Announcements Miscellaneous

Building your story concept

In the “Net Mirror”, we close our time together with the composition of speculative fiction(s) in order to help synthesize our complex feelings (anxieties ?) regarding our relationship with technology. Each story will grapple with the reality of our data-driven society and the omnipresence of data surveillance. In the process of building unique story concepts, we hope to confront the possible consequences of new technologies that are inherently shaping our lives.

In our last class meeting, I shared the plan for your Final Project for the Net Mirror: the development of both a “story treatment” and a “story concept” for our Net Mirror Story Collection. You have already developed a story treatment this past week, which is designed from a template that includes an image, a title, a plot synopsis, and credit. 

In the coming two weeks you will develop further details in a “story concept” that will include the following elements:


A description of setting and accompanying imagery:  Where is your story taking place?  What mood does it capture? What’s the ambiance- natural light, dark alley, fluorescent offices? What are the furnishings, the objects that make it seem real? Think of the apartment, the coffee shop, the riverside scenes from Frames and the Jai’s home, the doctor’s office, the street scenes from Blaxites

The setting is both the time and geographic location within a narrative, and it helps initiate the main backdrop and mood for a story. Elements of your setting may include culture, historical period, geography, and hour.  When selecting multimodal artifacts or imagery to share a sense of your setting, look for specific visual/textual references that capture the aesthetic style of your story environment.


List the main characters in your story.  Name them, describe their physical traits and age, describe their personalities, give them a back story.  What are their strengths and flaws? What makes them memorable? What motivates them? What is their relationship to the main character? Consider in Frames the neighbors in the elevator, the people on the bus, the strangers in the park. Or from Blaxites, what are the characters of the doctor, Jai’s friend, the staff in the special center?

Plot Map

What happens in your story?  A plot map or storyboard allows writers to visualize the key features and key moments in a narrative. Give an overview/outline of the events that unfold in your story.  Highlight key decision moments in your story concept.  Look for moments in other video stories that match key moments in your story development, that you might be able to use as reference points.  Sketch out and describe the important (turning-point) moments of your story.
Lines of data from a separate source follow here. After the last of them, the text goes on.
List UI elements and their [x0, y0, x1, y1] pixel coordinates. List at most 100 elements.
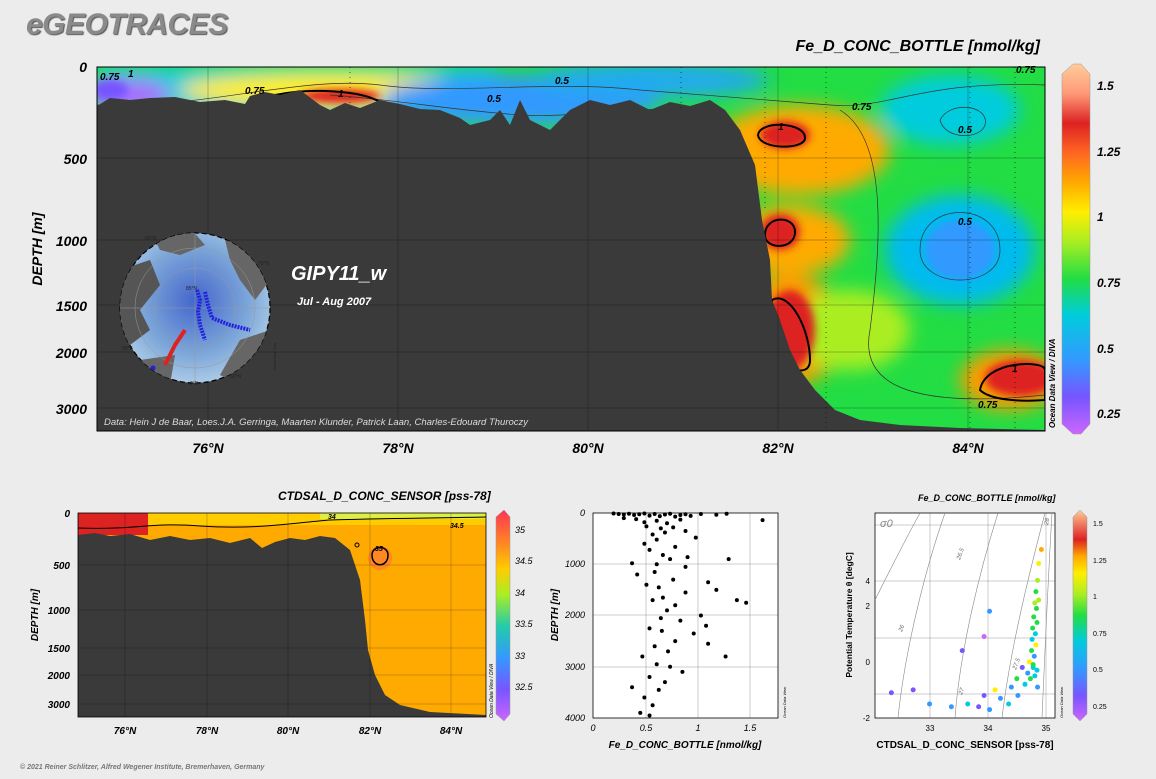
colorbar	[1072, 509, 1088, 722]
y-axis-label: DEPTH [m]	[30, 588, 41, 641]
data-point	[726, 557, 731, 562]
data-point	[760, 518, 765, 523]
contour-label: 0.75	[245, 86, 265, 97]
x-tick: 0	[590, 723, 595, 733]
y-axis-label: Potential Temperature θ [degC]	[844, 552, 854, 678]
data-point	[647, 626, 652, 631]
data-point	[671, 525, 676, 530]
data-point	[647, 547, 652, 552]
data-point	[662, 530, 667, 535]
data-point	[665, 521, 669, 526]
x-axis-label: Fe_D_CONC_BOTTLE [nmol/kg]	[609, 740, 762, 751]
main-section-plot: 1 0.75 0.5 0.5 0.75 1 0.5 0.75 0.5 1 0.7…	[29, 59, 1121, 456]
x-tick: 80°N	[572, 440, 604, 456]
data-point	[685, 555, 690, 560]
data-point	[1033, 642, 1039, 648]
data-point	[657, 514, 662, 519]
x-tick: 82°N	[359, 726, 382, 737]
map-label: 0°E	[190, 381, 199, 387]
data-point	[1026, 659, 1032, 665]
data-point	[1036, 561, 1042, 567]
colorbar	[495, 509, 511, 722]
data-point	[644, 582, 649, 587]
data-point	[1030, 662, 1036, 668]
y-tick: 3000	[56, 401, 87, 417]
data-point	[698, 613, 703, 618]
data-point	[927, 701, 933, 707]
isopycnal-label: 27.5	[1012, 657, 1022, 672]
x-tick: 0.5	[640, 723, 654, 733]
data-point	[1025, 670, 1031, 676]
data-point	[948, 704, 954, 710]
brand-logo: eGEOTRACES	[26, 8, 228, 41]
data-point	[673, 514, 678, 519]
data-point	[910, 687, 916, 693]
data-point	[656, 585, 661, 590]
map-label: 60°N	[230, 374, 242, 380]
data-point	[1035, 577, 1041, 583]
data-point	[1030, 625, 1036, 631]
contour-label: 0.75	[852, 102, 872, 113]
y-tick: 500	[64, 151, 88, 167]
salinity-section-plot: 34 34.5 35 0 500 1000 1500 2000 3000 DEP…	[30, 509, 534, 737]
data-point	[642, 520, 647, 525]
map-label: 85°N	[186, 286, 198, 292]
contour-label: 0.5	[958, 125, 972, 136]
y-tick: 1500	[56, 298, 87, 314]
data-point	[744, 600, 749, 605]
data-point	[1032, 673, 1038, 679]
y-tick: 1500	[48, 644, 71, 655]
y-tick: 1000	[56, 233, 87, 249]
contour-label: 0.5	[555, 76, 569, 87]
colorbar-tick: 34.5	[515, 556, 534, 566]
colorbar-tick: 32.5	[515, 682, 534, 692]
cruise-name: GIPY11_w	[291, 263, 388, 285]
data-point	[1034, 667, 1040, 673]
data-point	[638, 710, 643, 715]
x-tick: 76°N	[192, 440, 224, 456]
data-point	[981, 693, 987, 699]
y-tick: 4	[866, 577, 871, 586]
data-point	[652, 644, 657, 649]
colorbar-tick: 0.25	[1097, 407, 1121, 421]
sigma-label: σ0	[880, 518, 894, 530]
salinity-title: CTDSAL_D_CONC_SENSOR [pss-78]	[278, 489, 491, 503]
data-point	[706, 580, 711, 585]
map-watermark: Ocean Data View	[273, 342, 277, 370]
x-tick: 84°N	[440, 726, 463, 737]
data-point	[662, 512, 667, 517]
contour-label: 1	[338, 89, 344, 100]
data-point	[658, 616, 663, 621]
data-point	[714, 587, 719, 592]
y-axis-label: DEPTH [m]	[29, 211, 45, 285]
data-point	[678, 513, 683, 518]
data-point	[1031, 614, 1037, 620]
data-point	[635, 572, 640, 577]
y-tick: -2	[863, 714, 871, 723]
x-tick: 1.5	[744, 723, 758, 733]
contour-label: 0.75	[100, 72, 120, 83]
data-point	[630, 561, 635, 566]
data-point	[987, 608, 993, 614]
data-point	[659, 628, 664, 633]
map-label: 80°N	[145, 236, 157, 242]
data-point	[647, 675, 652, 679]
data-point	[652, 569, 657, 574]
data-point	[1032, 631, 1038, 637]
colorbar-tick: 35	[515, 525, 526, 535]
data-point	[626, 511, 631, 516]
main-title: Fe_D_CONC_BOTTLE [nmol/kg]	[795, 38, 1040, 55]
seafloor-land	[97, 90, 1045, 431]
map-label: 50°E	[122, 346, 134, 352]
data-point	[997, 695, 1003, 701]
data-point	[1038, 547, 1044, 553]
y-tick: 0	[580, 508, 585, 518]
y-tick: 0	[866, 658, 871, 667]
data-point	[698, 512, 703, 517]
data-point	[662, 680, 667, 685]
data-point	[992, 687, 998, 693]
watermark: Ocean Data View / DIVA	[489, 663, 495, 718]
colorbar-tick: 0.5	[1097, 342, 1114, 356]
contour-label: 0.5	[958, 217, 972, 228]
data-point	[673, 544, 678, 549]
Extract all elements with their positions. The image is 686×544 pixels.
Your story concept will be written in a blog/journal style, but you will also be required to include at least the following media:

  • Your story treatment (from the “Net Mirror” template)
  • An overall metaphorical image to serve as a cover image for your concept
  • A screenshot / exported image of your NetMirror Writers’ Room plot summary
  • Five+ images of settings/scenes
  • At least two tweets (they can be your own) that may be used as plot points in your story (these can be embedded into your published concept).
  • At least one original created animated gif representing the surveillance technology in your story.
  • At least four original (self-created) meme images playing out a dialogue scene in your story, plus one to leave as a teaser for what happens next.

Your to-do list:

This week, make some progress on your story concept by working on the setting, the characterization, and your plot map. Also, tinker with gif making and build up your selection of media to be inserted into your story concept (you can keep all of this development material in a google doc which serves as a draft space). Next week in class we will workshop your story concepts further by discussing how they are developing and offering feedback. Prof. Levine will also conduct a meme making workshop (similar to this week’s gif workshop), and we will go over the details of how to publish your piece in the Arganee Journal.

Your blog this week should be a brief reflection or progress report on how that development process is going.

Some dates to keep in mind:

On May 14 (our final class “hangout”) you will share your story concepts with each other in presentation-mode. 

The submission of your final Net Mirror story will be published in the Arganee Journal, and this submission is formally due on Friday, May 15.  


Your final self-assessment blog is the last submission for Net Mirror class and should be posted no later than Sunday, May 17.